We’re at a pivotal moment in systems design. Demand for computing is growing at insatiable rates. At the same time, the slowing of Moore’s law means that improvements to CPU performance, power consumption, memory and storage cost efficiencies have all plateaued. These headwinds are further exacerbated by new challenges in reliability, and security.
At Google, we’ve responded to these challenges and opportunities with system design innovations across the stack: from new custom-silicon accelerators (e.g., TPU, VCU, and IPU), new hardware and data center infrastructure, all the way to new distributed systems and cloud solutions. But this is only the beginning. There are many more opportunities for advancements, including closely-coupled accelerators for core data center functions to minimize the so-called “data center tax.” As server and data center infrastructure diverges from decades-old traditional designs to be more modular, heterogeneous, disaggregated, and software-defined, distributed systems are also entering a new epoch — one defined by optimizations for the “killer microsecond” and novel programming models optimized for low-latency and accelerators.
At Google, we believe that these new opportunities and challenges are best addressed together, across the industry. Today, at the Open Compute Project (OCP) Global Summit, we are demonstrating our support of open hardware ecosystems, presenting at more than 40 talks, and announcing several key contributions:
Server design: We will share Google’s vision for a “multi-brained” server of the future, transforming traditional server designs to more modular disaggregated distributed systems across host computing, accelerators, memory expansion trays, infrastructure processing units, etc. We are sharing the work we are doing with all our OCP partners on the varied innovations needed to make this a reality — from modular hardware with DC-MHS, standardized management with OpenBMC and RedFish, standardized root of trust, and standardized interfaces including CXL, NVMe and beyond.
Trusted computing: The root of trust is an essential part of future systems. Google has a tradition of making contributions for transparent and best in-class security, including our OpenTitan discrete security solutions on consumer devices. We are looking ahead to future innovations in confidential computing and varied use-cases that require chip-level attestation at the level of a package or System on a Chip (SoC). Together with other industry leaders, AMD, Microsoft, and NVIDIA, we are contributing Caliptra, a re-usable IP block for root of trust measurement, to OCP. In the coming months we will roll out initial code for the community to collectively harden together.

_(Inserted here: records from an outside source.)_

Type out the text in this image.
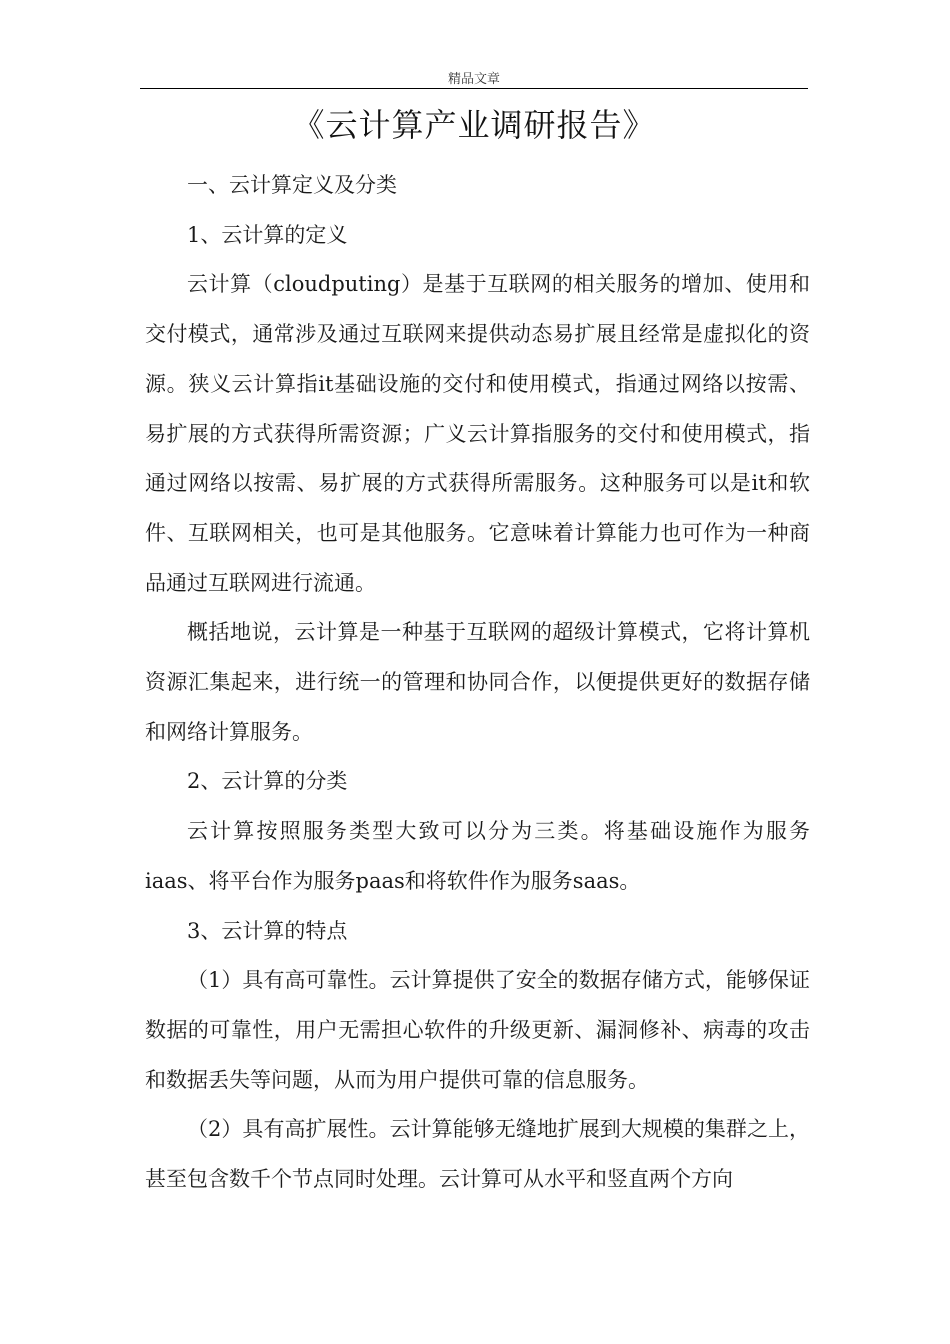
精品文章
《云计算产业调研报告》

一、云计算定义及分类

1、云计算的定义

云计算（cloudputing）是基于互联网的相关服务的增加、使用和交付模式，通常涉及通过互联网来提供动态易扩展且经常是虚拟化的资源。狭义云计算指it基础设施的交付和使用模式，指通过网络以按需、易扩展的方式获得所需资源；广义云计算指服务的交付和使用模式，指通过网络以按需、易扩展的方式获得所需服务。这种服务可以是it和软件、互联网相关，也可是其他服务。它意味着计算能力也可作为一种商品通过互联网进行流通。

概括地说，云计算是一种基于互联网的超级计算模式，它将计算机资源汇集起来，进行统一的管理和协同合作，以便提供更好的数据存储和网络计算服务。

2、云计算的分类

云计算按照服务类型大致可以分为三类。将基础设施作为服务iaas、将平台作为服务paas和将软件作为服务saas。

3、云计算的特点

（1）具有高可靠性。云计算提供了安全的数据存储方式，能够保证数据的可靠性，用户无需担心软件的升级更新、漏洞修补、病毒的攻击和数据丢失等问题，从而为用户提供可靠的信息服务。

（2）具有高扩展性。云计算能够无缝地扩展到大规模的集群之上，甚至包含数千个节点同时处理。云计算可从水平和竖直两个方向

Reliable computing: To address the challenges of reliability at scale, we’ve formed a new server-component resilience workstream at OCP, along with AMD, ARM, Intel, Meta, Microsoft, and NVIDIA. Through this workstream, we’ll develop consistent metrics about silent data errors and corruptions for the broader industry to track. We’ll also contribute test execution frameworks and suites, and provide access to test environments with faulty devices. This will enable the broader community — across industry and academia — to take a systems-approach to addressing silicon faults and silent data errors.
Sustainability: Finally, we’re announcing our support for a new initiative within OCP to support environmental sustainability as a key tenet across the ecosystem. Google has been a leader in environmental sustainability for many years. We have been carbon neutral since 2007, powered by 100% renewable energy since 2017, and have an ambitious goal to achieve net-zero emissions across all of our operations and value chain by 2030. In turn, as the cleanest cloud in the industry, we have helped customers track and reduce their carbon footprint and achieve significant energy savings. We’re excited to share these best practices with OCP and work with the broader community to standardize sustainability measurement and optimization in this important area.
As the industry body focused on system integration (e.g., compute, memory, storage, management, power and cooling), the OCP Foundation is uniquely positioned to facilitate the industry-wide codesign we need. Google is active in OCP, serving in leadership roles, incubating new initiatives, and supporting numerous contributions.
These announcements are the latest example of our history of fostering open and standards-based ecosystems. Open ecosystems enable a diverse product marketplace, with agility in time-to-market, and the opportunity to be strategic about innovation. Google’s open source leadership is multidimensional: driving industry standardization and adoption, strong and varied community contributions to grow the ecosystem, as well as broad policy and organizational leadership and sharing of best practices.
The four initiatives we are announcing today, in combination with the Google-led talks at the OCP Summit, provide a small glimpse into the exciting new era of systems ahead. We look forward to working with the broader OCP community and other industry organizations to build a vibrant open hardware ecosystem to support even more innovation in this space. Please join us in this exciting journey.